ML as you might have guessed stands for Machine Learning and in most of cases (not always though) nowadays refers to Deep Learning. Tiny in TinyML means that the ML models are optimized to run on very low-power and small footprint devices, such as various MCUs. It is a subset of ML on the Edge or Embedded Machine Learning.
Embedded devices come in all sorts of shapes and sizes, starting from “embedded supercomputer” Nvidia Jetson Xavier AGX to the tiniest of microcontrollers, for example ESP32 or Cortex M0. Why embedded ML on microcontrollers is put in a special category and even given its own cool name?
Because it comes with it’s own set of advantages and limitations. The attraction of TinyML is in fact that MCUs are ubiquitous, small, consume small amounts of energy and comparatively cheap. Take ARM Cortex M0+ and the little Seeeduino XIAO board which is built around it – the board is as small as a thumb(20×17.5mm), consumes only 1.33 mAh of power (which means it can work ~112 hours on a 150 mA battery, much more if put in deep sleep) and cost as little as 4.3 USD.
Thanks to recent improvements in model optimization and emergence of frameworks specifically created for running machine learning model inference on microcontrollers, it has became possible to give more intelligence to these tiny devices. We now can deploy neural networks on microcontrollers for audio scene recognition (for example elephant activity or sound of breaking glass), hot-word detection(to activate device with a specific phrase) or even for simple image recognition tasks. The devices with embedded microcontrollers can be used to give new life and meaning to old sensors, such as using an accelerometer installed on a mechanism for anomaly detection and predictive maintenance – or to distinguish various kinds of liqueurs as in this demo!The possibilities of TinyML are truly huge.

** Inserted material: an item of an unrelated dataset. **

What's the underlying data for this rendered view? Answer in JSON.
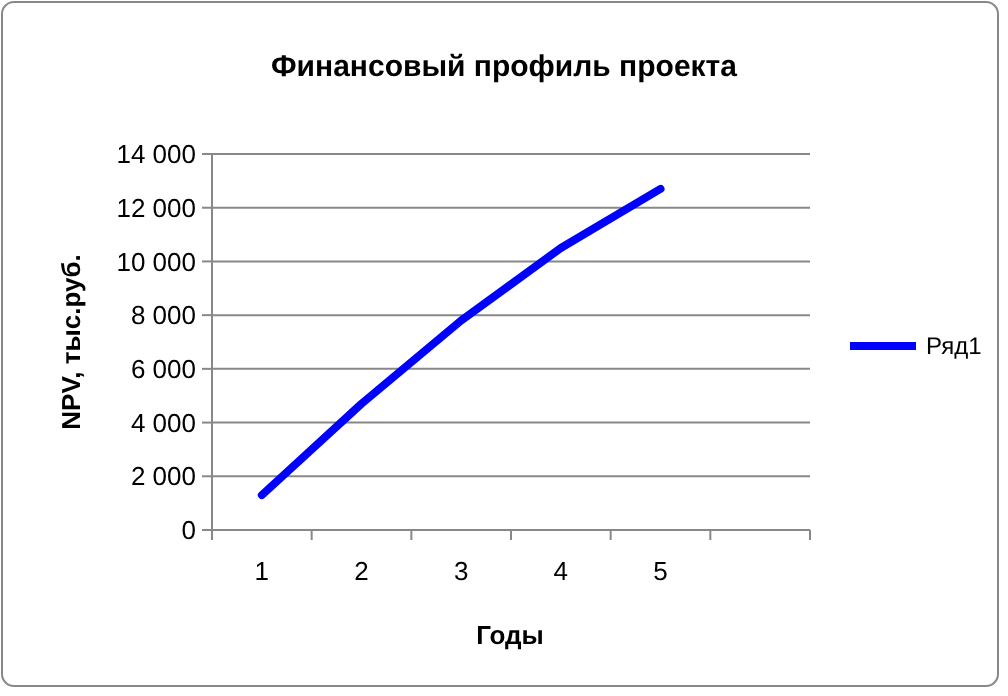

What about limitations? The main limiting factor is RAM/FLASH size of MCUs – no matter how you well optimize, you wouldn’t be able to fit that YOLO9999 into a tiny microcontroller.
Same goes for automatic speech recognition – while simple hot word (or voice command detection) is possible, open domain speech recognition is out of reach of MCUs. For now.
In this series of videos we’ll mainly be using ARM Cortex M4F core inside Wio Terminal development board and, as bonus content, ARM Cortex M0+ core inside of XIAO devboard. Wio Terminal is a perfect tool to get started with IoT and TinyML – it is built around ATSAMD51P19 chip with ARM Cortex-M4F core running at 120MHz, which is very well supported by various frameworks for ML inference on microcontrollers.
The board also has
- built-in light sensor
- microphone
- programmable buttons
- 2.4 inch LCD display
- accelerometer
- 2 Grove ports for easy connection of more than 300 various Grove ecosystem sensors
The list goes on, for full specs have a look at Wio Terminal Wiki page here.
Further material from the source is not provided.